L’étude mentionne également que les véhicules électriques techniques représentent une autre direction avant-gardiste. Les chercheurs peuvent désormais modifier les véhicules électriques pour afficher des molécules de ciblage à leur surface et charger des ARN thérapeutiques spécifiques, permettant ainsi une administration précise et personnalisée aux tissus intestinaux enflammés. Dans les modèles précliniques, ces véhicules électriques modifiés ont montré des effets thérapeutiques synergiques : ils peuvent non seulement supprimer l’activation des cellules T pathogènes, mais également délivrer des ARN régulateurs pour corriger les défauts moléculaires à l’origine de la maladie, apportant ainsi un nouvel espoir aux patients atteints de MII réfractaire qui ne répondent pas aux thérapies conventionnelles.
L'équipe reconnaît également les principaux défis qui doivent être surmontés pour traduire ces résultats prometteurs dans la pratique clinique. Un obstacle majeur est le manque de protocoles standardisés pour l’isolement, la purification et la détection de l’ARN des EV, ce qui entraîne des incohérences dans les résultats des études entre les différents laboratoires. En outre, des essais cliniques multicentriques à grande échelle sont nécessaires pour vérifier l’efficacité diagnostique et thérapeutique des ARN-EV chez les patients humains, et des voies réglementaires claires pour les thérapies à base d’EV sont également nécessaires.

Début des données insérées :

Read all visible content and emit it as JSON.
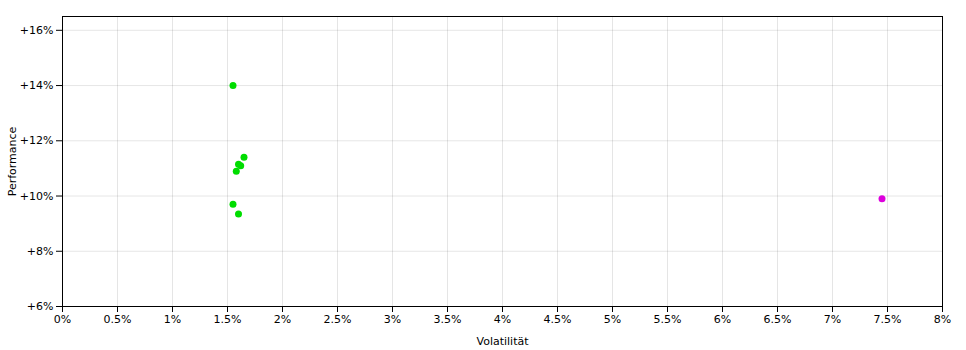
{
  "chart_data": {
    "type": "scatter",
    "xlabel": "Volatilität",
    "ylabel": "Performance",
    "xlim": [
      0.0,
      0.08
    ],
    "ylim": [
      0.06,
      0.165
    ],
    "xticks": [
      {
        "value": 0.0,
        "label": "0%"
      },
      {
        "value": 0.005,
        "label": "0.5%"
      },
      {
        "value": 0.01,
        "label": "1%"
      },
      {
        "value": 0.015,
        "label": "1.5%"
      },
      {
        "value": 0.02,
        "label": "2%"
      },
      {
        "value": 0.025,
        "label": "2.5%"
      },
      {
        "value": 0.03,
        "label": "3%"
      },
      {
        "value": 0.035,
        "label": "3.5%"
      },
      {
        "value": 0.04,
        "label": "4%"
      },
      {
        "value": 0.045,
        "label": "4.5%"
      },
      {
        "value": 0.05,
        "label": "5%"
      },
      {
        "value": 0.055,
        "label": "5.5%"
      },
      {
        "value": 0.06,
        "label": "6%"
      },
      {
        "value": 0.065,
        "label": "6.5%"
      },
      {
        "value": 0.07,
        "label": "7%"
      },
      {
        "value": 0.075,
        "label": "7.5%"
      },
      {
        "value": 0.08,
        "label": "8%"
      }
    ],
    "yticks": [
      {
        "value": 0.06,
        "label": "+6%"
      },
      {
        "value": 0.08,
        "label": "+8%"
      },
      {
        "value": 0.1,
        "label": "+10%"
      },
      {
        "value": 0.12,
        "label": "+12%"
      },
      {
        "value": 0.14,
        "label": "+14%"
      },
      {
        "value": 0.16,
        "label": "+16%"
      }
    ],
    "grid": true,
    "series": [
      {
        "color": "#00dd00",
        "x": [
          0.0155,
          0.016,
          0.0165,
          0.0158,
          0.0162,
          0.0155,
          0.016
        ],
        "values": [
          0.14,
          0.1115,
          0.114,
          0.109,
          0.111,
          0.097,
          0.0935
        ]
      },
      {
        "color": "#dd00dd",
        "x": [
          0.0745
        ],
        "values": [
          0.099
        ]
      }
    ]
  }
}
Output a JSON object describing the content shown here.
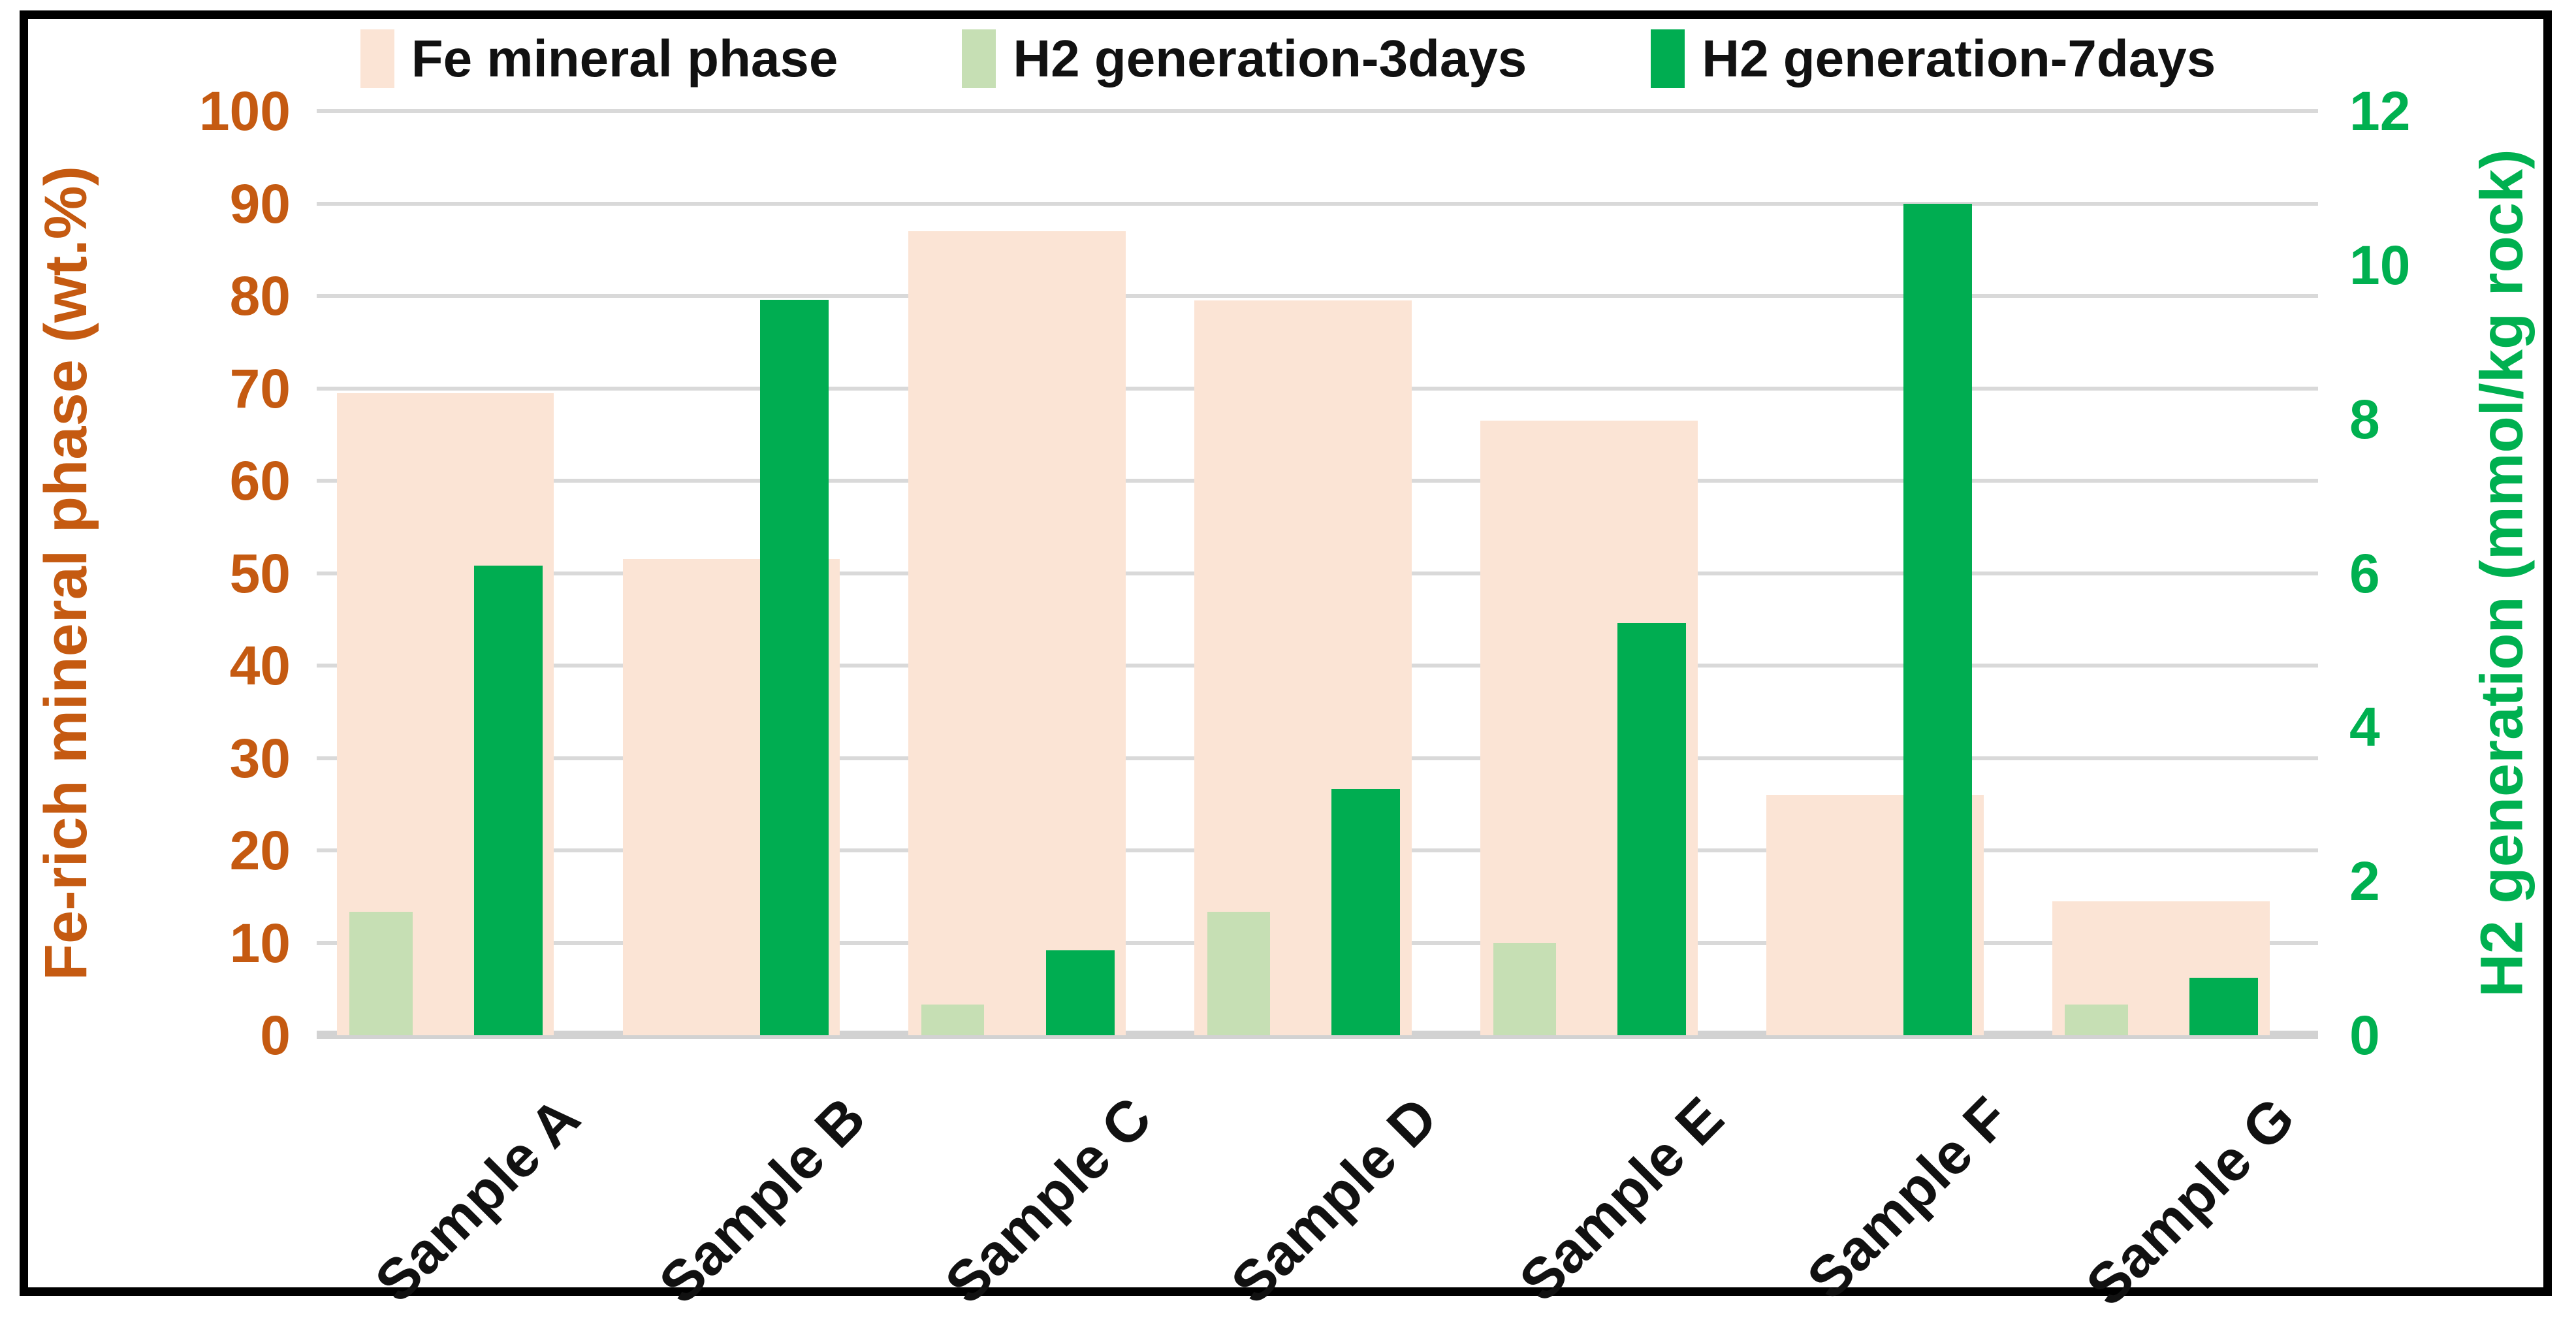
{
  "chart_data": {
    "type": "bar",
    "subtype": "dual-axis-overlapping-bars",
    "categories": [
      "Sample A",
      "Sample B",
      "Sample C",
      "Sample D",
      "Sample E",
      "Sample F",
      "Sample G"
    ],
    "series": [
      {
        "name": "Fe mineral phase",
        "axis": "left",
        "color": "#FBE4D5",
        "values": [
          69.5,
          51.5,
          87,
          79.5,
          66.5,
          26,
          14.5
        ]
      },
      {
        "name": "H2 generation-3days",
        "axis": "right",
        "color": "#C6DFB4",
        "values": [
          1.6,
          0,
          0.4,
          1.6,
          1.2,
          0,
          0.4
        ]
      },
      {
        "name": "H2 generation-7days",
        "axis": "right",
        "color": "#00AD51",
        "values": [
          6.1,
          9.55,
          1.1,
          3.2,
          5.35,
          10.8,
          0.75
        ]
      }
    ],
    "left_axis": {
      "label": "Fe-rich mineral phase (wt.%)",
      "min": 0,
      "max": 100,
      "tick_step": 10,
      "color": "#C55A11"
    },
    "right_axis": {
      "label": "H2 generation (mmol/kg rock)",
      "min": 0,
      "max": 12,
      "tick_step": 2,
      "color": "#00B050"
    },
    "grid": true,
    "gridline_color": "#D9D9D9",
    "axis_line_color": "#D2D2D2",
    "legend_position": "top",
    "x_label_rotation_deg": -45
  }
}
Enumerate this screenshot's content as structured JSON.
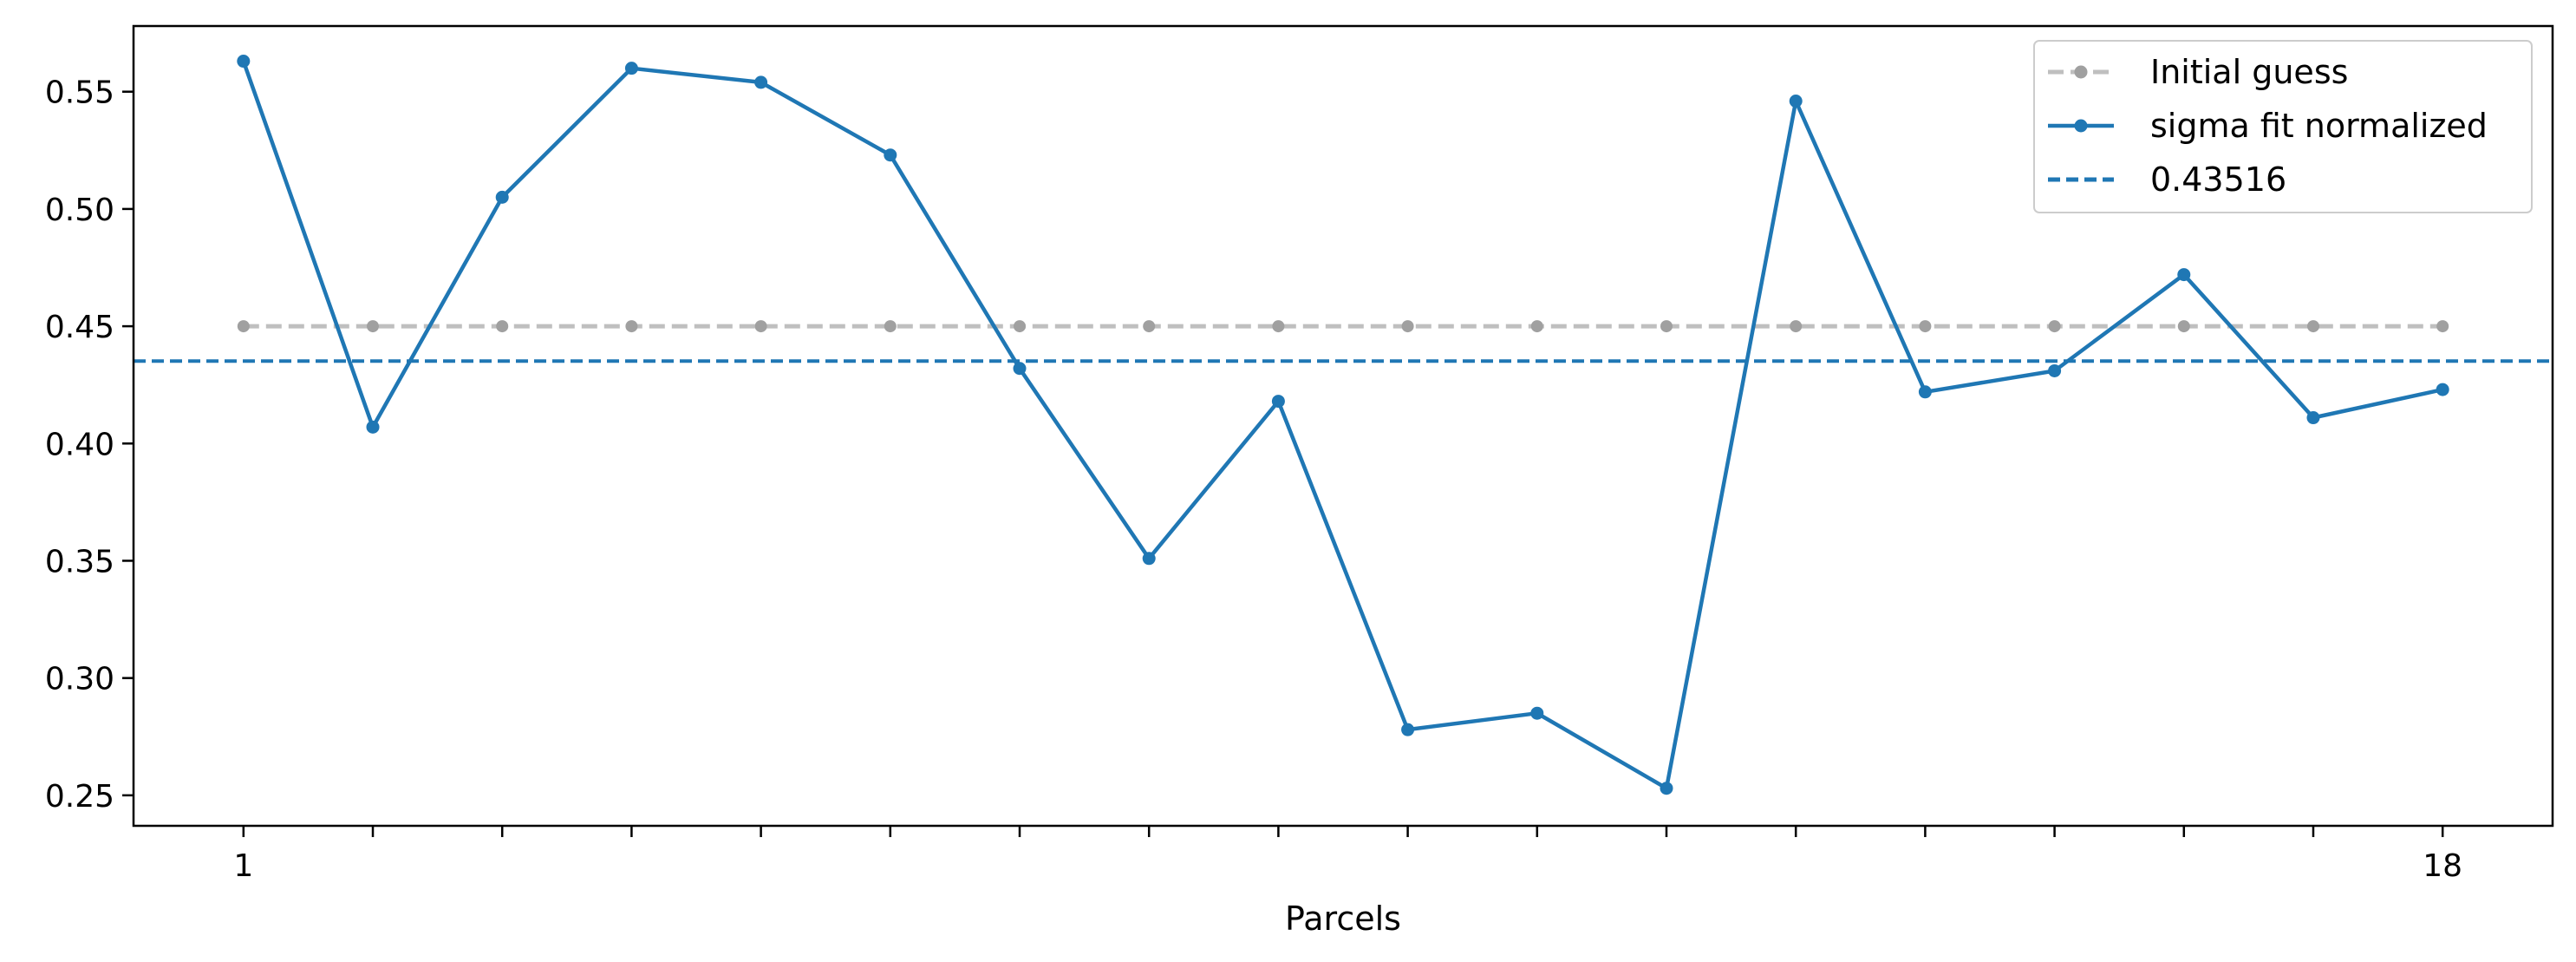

« Pour des millions de patients atteints de MII, ce domaine se développe rapidement et les EV-ARN sont à l'avant-garde de ces progrès », a ajouté le professeur Wei. « Notre revue intègre toutes les dernières preuves démontrant que ces molécules ne sont pas seulement des spectateurs passifs de la maladie, mais des régulateurs essentiels qui peuvent être ciblés à la fois pour le diagnostic et le traitement. Nous espérons que ces travaux guideront les recherches futures, accéléreront la traduction de ces découvertes du laboratoire à la clinique et, à terme, apporteront un traitement plus efficace et personnalisé aux patients atteints de MII dans le monde entier. »
Bien que des recherches et une normalisation supplémentaires soient nécessaires, cette revue complète marque une étape importante dans la compréhension du rôle des EV-ARN dans les MII et ouvre de nouvelles possibilités pour transformer le diagnostic, la surveillance et le traitement de ce trouble gastro-intestinal chronique.